Chemotherapy-induced cardiotoxicity remains a significant and unresolved issue in treating adult and pediatric cancer patients. Current approaches to surveillance are often inadequate to detect myocardial disease, which can delay medical therapy and lead to symptomatic heart failure. Evaluation includes the consideration of patients' symptoms and serologic biomarkers such as troponins and B-type natriuretic peptide, together with noninvasive imaging in the form of echocardiography or multiple-gated acquisition scanning. Three-dimensional echocardiography has been validated as the ultrasonic technique with the best accuracy for the calculation of left ventricular (LV) ejection fraction.1,2 In comparison with cardiovascular magnetic resonance, the current gold standard, it can be considered our tool of choice for the initial evaluation and follow-up of the chemotherapy patient—given its advantages in cost and availability. When 3-dimensional echocardiography is unavailable or the quality of the images is poor, ultrasonic contrast imaging can be useful for the optimal definition of endocardial borders and for the identification of the true cardiac apex, thereby strengthening the ability of the interpreter to accurately calculate cavity volumes and ejection fraction.
Conventional echocardiography detects changes in cardiac function, but it is usually late in doing so. Diastolic function has been investigated to see whether relaxation measurements can predict the development of cardiotoxicity. However, so far, diastolic measures have proved more complex than systolic to obtain and interpret. Diastole is described with multiple echocardiographic measures that can prove difficult to reproduce. Until now, multiple diastolic measurements have had varying levels of success in identifying early cardiac toxicity. This is well illustrated in a study of patients who had been exposed to anthracyclines in childhood for the treatment of leukemia.3 More advanced echocardiographic techniques, including myocardial strain imaging, might provide earlier detection of myocardial dysfunction and offer an additional noninvasive measure to follow these patients longitudinally. Strain echocardiography with speckle-tracking imaging is a technique that analyzes motion by tracking acoustic reflections within an ultrasonic window.

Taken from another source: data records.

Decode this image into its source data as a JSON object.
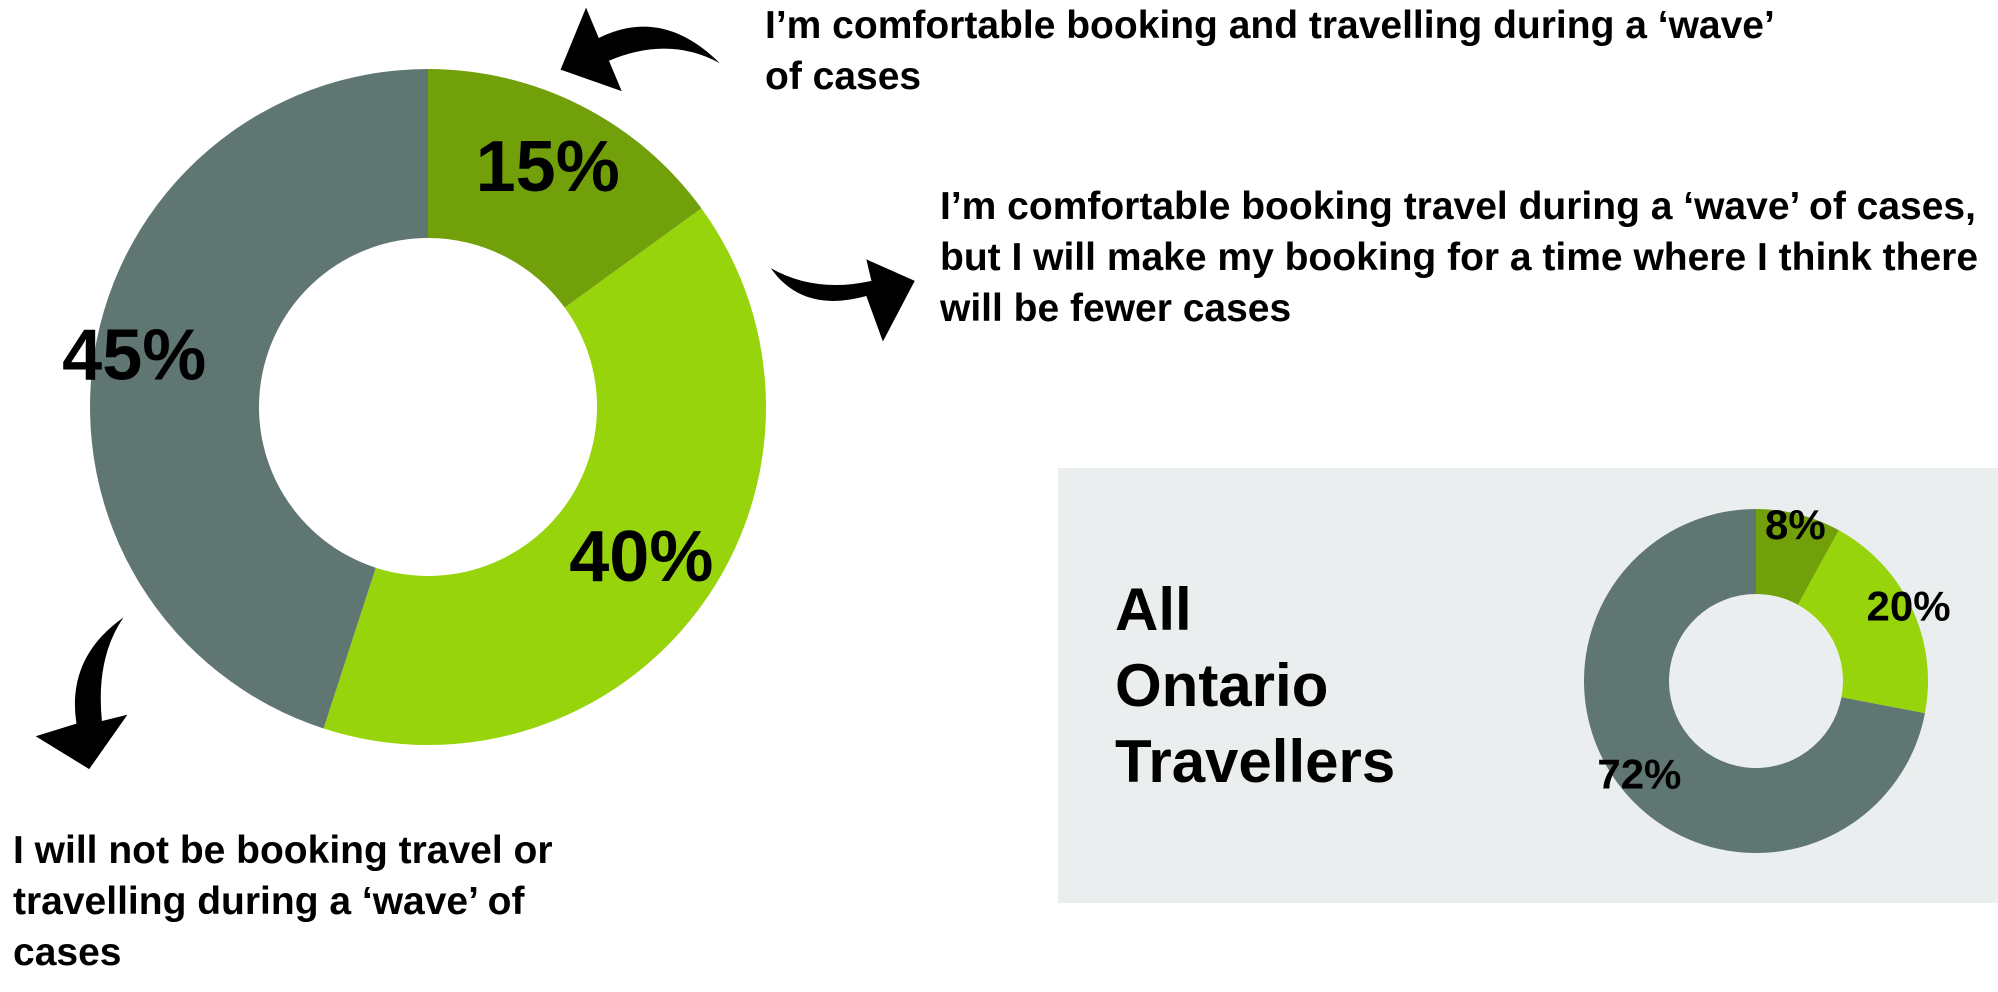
{
  "chart_data": [
    {
      "type": "pie",
      "categories": [
        "I’m comfortable booking and travelling during a ‘wave’ of cases",
        "I’m comfortable booking travel during a ‘wave’ of cases, but I will make my booking for a time where I think there will be fewer cases",
        "I will not be booking travel or travelling during a ‘wave’ of cases"
      ],
      "values": [
        15,
        40,
        45
      ],
      "value_labels": [
        "15%",
        "40%",
        "45%"
      ],
      "colors": [
        "#72a00a",
        "#97d40c",
        "#607673"
      ]
    },
    {
      "type": "pie",
      "title": "All Ontario Travellers",
      "values": [
        8,
        20,
        72
      ],
      "value_labels": [
        "8%",
        "20%",
        "72%"
      ],
      "colors": [
        "#72a00a",
        "#97d40c",
        "#607673"
      ]
    }
  ]
}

The image is processed with algorithms that track defined regions of interest, with digital loops obtained at high frame rates.4,5 The technology has been used to characterize the function of ventricular tissue and, it is hoped, to detect tissue-level or mechanical changes that can occur earlier than observed wall-motion defects. This already has been demonstrated in animal models.6 Recent reports also suggest that the use of strain imaging, in addition to traditional echocardiographic techniques, can offer significant prognostic information in the adult population.7
These findings have established the basis for an ongoing collaboration between MD Anderson Cancer Center and Texas Children's Hospital to determine the feasibility and clinical usefulness of strain analysis in our echocardiographic surveillance of pediatric cardiotoxicity. The use of these novel imaging techniques is advantageous because they do not require a blood specimen, which can be challenging to obtain from pediatric patients. Strain echocardiography and other noninvasive techniques can supplement biomarkers in monitoring actively treated patients and long-term pediatric cancer survivors. Furthermore, this approach might enable earlier detection of cardiotoxicity, referral to a cardiologist, and treatment of cardiomyopathy or heart failure.
Cardiovascular magnetic resonance can be used to characterize myocardial tissue and to evaluate LV performance. Given the association of anthracycline administration with cardiovascular events, several recent investigations have used magnetic resonance imaging of the heart and vascular system to identify potential mechanisms (and early evidence) of cardiovascular injury in patients treated for cancer. Using an animal model, Lightfoot and colleagues8 discovered a new MRI myocardial tissue characterization technique for identifying early evidence of myocellular injury after exposure to doxorubicin. Importantly, this evidence was associated with intracellular vacuolation and preceded substantive clinical deterioration in LV performance. Future studies are needed in human subjects to determine whether noninvasive magnetic resonance techniques that characterize myocardial tissue can find early evidence of myocellular injury before the development of a severely reduced LV ejection fraction or the onset of congestive heart failure. To answer questions concerning vascular injury (primarily myocardial infarction and stroke), Chaosuwannakit and colleagues9 recently performed a case-control study that evaluated aortic stiffness in cancer survivors and in members of a control group. Relatively early upon the receipt of anthracycline chemotherapy, aortas became stiff in the cancer patients, relative to the aortas of the healthy individuals. Given the marked association of aortic stiffness with LV hypertrophy and with future cardiovascular events, further studies should be performed to determine whether vascular stiffening upon receipt of anthracyclines has these associations.
In conclusion, the rise of cardiovascular morbidity and death in cancer survivors threatens to offset some of the substantive reductions in cancer-related morbidity and death that have been achieved with recently developed chemotherapeutic agents. New studies, such as these with innovative cardiovascular magnetic resonance techniques, might well find early evidence of myocellular or vascular injury and thereby enable early treatment to reduce the cardiovascular morbidity and death associated with cancer survivors.